The pH observations are of great interest, as are careful measurements of the dissolved CO2 in the recovered samples. The combination of the exsolved gas on recovery, plus the remainder in the 1-atm saturated solution, shows a maximum in-situ concentration of 50 mmol kg−1. If we combine this with the observed pH values and the known physical chemistry of sea water, we can estimate at what point (depth) this quantity of dissolved gas will spontaneously convert to the gas (bubble formation) phase. This is a critical quantity for the hazard calculation, because the large density change associated with the degassing step suddenly creates a rapidly rising plume. With the observed temperature of 17 °C, and assuming an alkalinity of 2300 μmol kg−1, I find that the in-situ pCO2 is 1.35 atm, so that bubble formation will not occur until the fluid is transported (possibly displaced by a landslide, but without mixing) to 3.5 m depth. This seems unlikely to occur.

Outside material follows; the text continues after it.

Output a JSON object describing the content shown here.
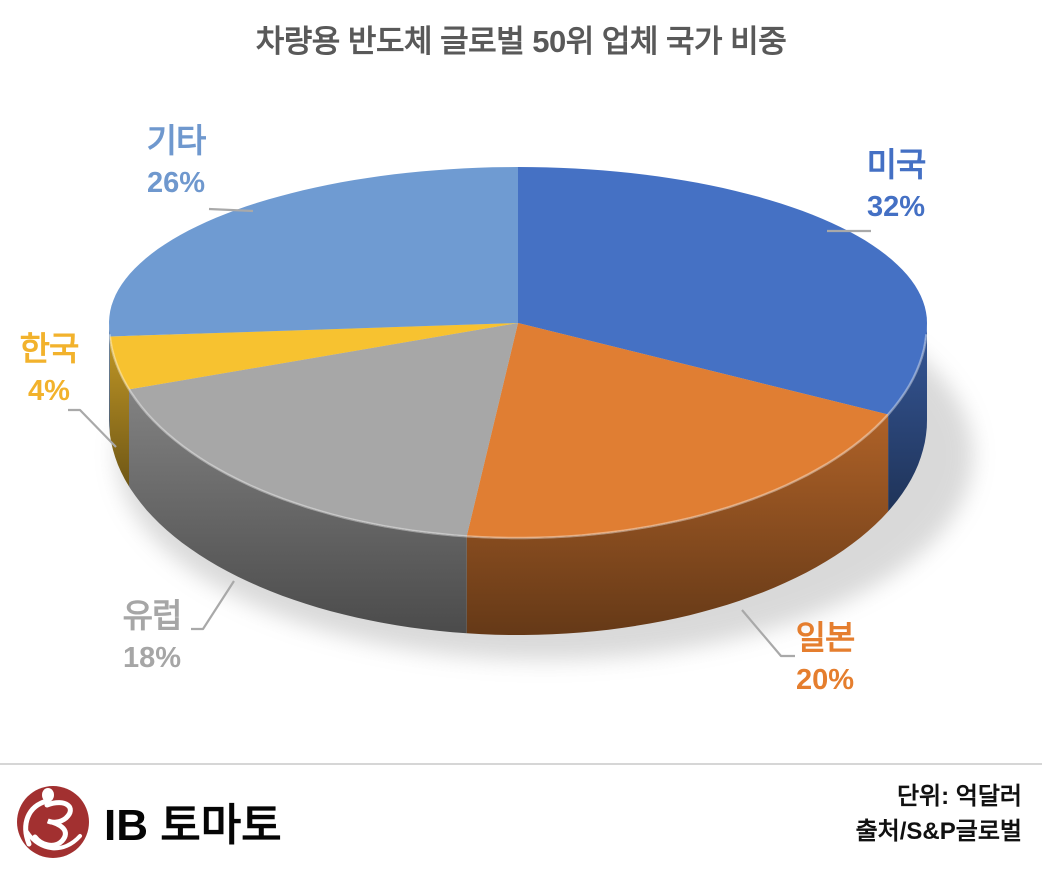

It thus appears that a Lake Nyos–type threat is unlikely at this time, but the finding is still of keen interest. The question of whether continued buildup can occur, and whether this can be self-stabilizing with a growing density contrast, yet remains. The site is remarkable as an example of extreme ocean acidification and its challenge to marine life. The observations clearly show marked corrosiveness to carbonate shells as the pH declines, and more complex forms of marine life are absent at depth in the crater. The lack of a sharp upper boundary and the more gradual decline of pH provide an elegant natural laboratory for ocean acidification research, complementing the opportunities at vents in other Mediterranean locations (Hall-Spencer et al., 2008) by providing gradients over a greater depth range. Carey et al. do not provide dissolved oxygen measurements, but the combination of high CO2 and lower O2 provides a powerful challenge to marine life and the O2 gradients would be of great interest.